Rep. Joe L. Barton (R-Texas) added his own word of caution: “There’s no daylight between Republicans and Democrats on this issue.”
Action against Westland/Hallmark began when the Humane Society released video filmed by an investigator Jan. 30. Five on-site USDA inspectors had failed to notice anything wrong.
The plant, which slaughtered about 500 cattle a day, shut operations Feb. 4. After the Humane Society provided video evidence that downer cows were being slaughtered, Westland/Hallmark voluntarily recalled the beef Feb. 17.
Downer cows have been banned from entering the food supply since 2004, but the USDA has made an exception for cows that were inspected after they fell and seemed only to have external injuries. The Westland/Hallmark cows were not being inspected.

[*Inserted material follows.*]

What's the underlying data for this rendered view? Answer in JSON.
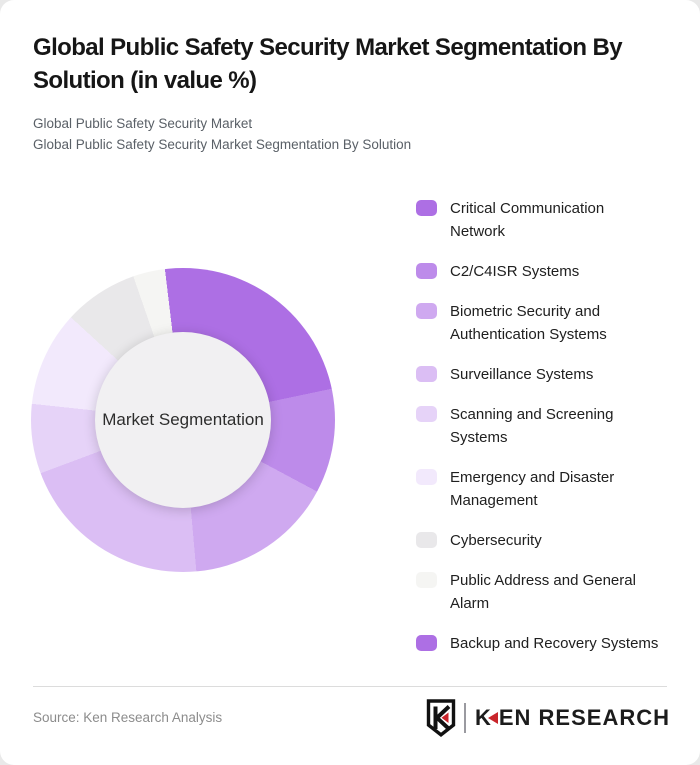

Ailing cows are at greater risk of carrying E. coli, salmonella bacteria and bovine spongiform encephalopathy, a fatal neurological disorder known as mad cow disease.
Rep. Edward Whitfield (R-Ky.) grimaced as he watched the video, which at one point showed a downer cow being “waterboarded” by a worker who directed a hose of water into the animal’s nostrils. Whitfield suggested to Mendell that the USDA should ban the slaughter of any downer cows. But Mendell contended that those situations should be judged on a case-by-case basis and pointed out that companies lost money on any cow that was euthanized.
Mendell told lawmakers that he wished he had installed cameras in the plant after a 2005 citation for inhumane treatment of animals. Instead, he said, he improved training, instituting monthly sessions of about an hour to an hour and a half.
Rep. Michael C. Burgess (R-Texas), who noticed Spanish-speaking workers in the video, asked whether Mendell might have had a language problem, but Mendell responded that the supervisors were bilingual.
Mendell produced records that showed that the Humane Society investigator was trained. But in an interview, Humane Society President Wayne Pacelle said the investigator never received training. Pacelle said the Humane Society would not reveal the identity of the investigator because he would continue to do similar work, but described him as a committed vegan.
Mendell pointed to 17 external audits and a dozen internal ones last year that showed his plant’s practices were exemplary, but lawmakers were unimpressed.
“So many audits, what went wrong?” countered Rep. John Shimkus (R-Ill.). “There’s something wrong in all these reviews, there’s something wrong . . . in the corporate culture. We have to figure out why you had so many reviews, and then the Humane Society does its undercover, and voila.”
Even if downer cows had been slaughtered, Mendell stressed, the processed meat would still be all right as later inspections screened out any “specified risk materials” that might lead to mad cow disease.
“There’s less than a minute chance of that material being contaminated,” he said.
Rep. Gene Green (D-Texas) told Mendell that there were children in his district who had consumed Westland/Hallmark meat. He noted that it could take more than a decade before mad cow disease is detected in humans.
“In 13 years, you’re not going to be around,” Green said. “That’s my concern and the concern of this Congress.”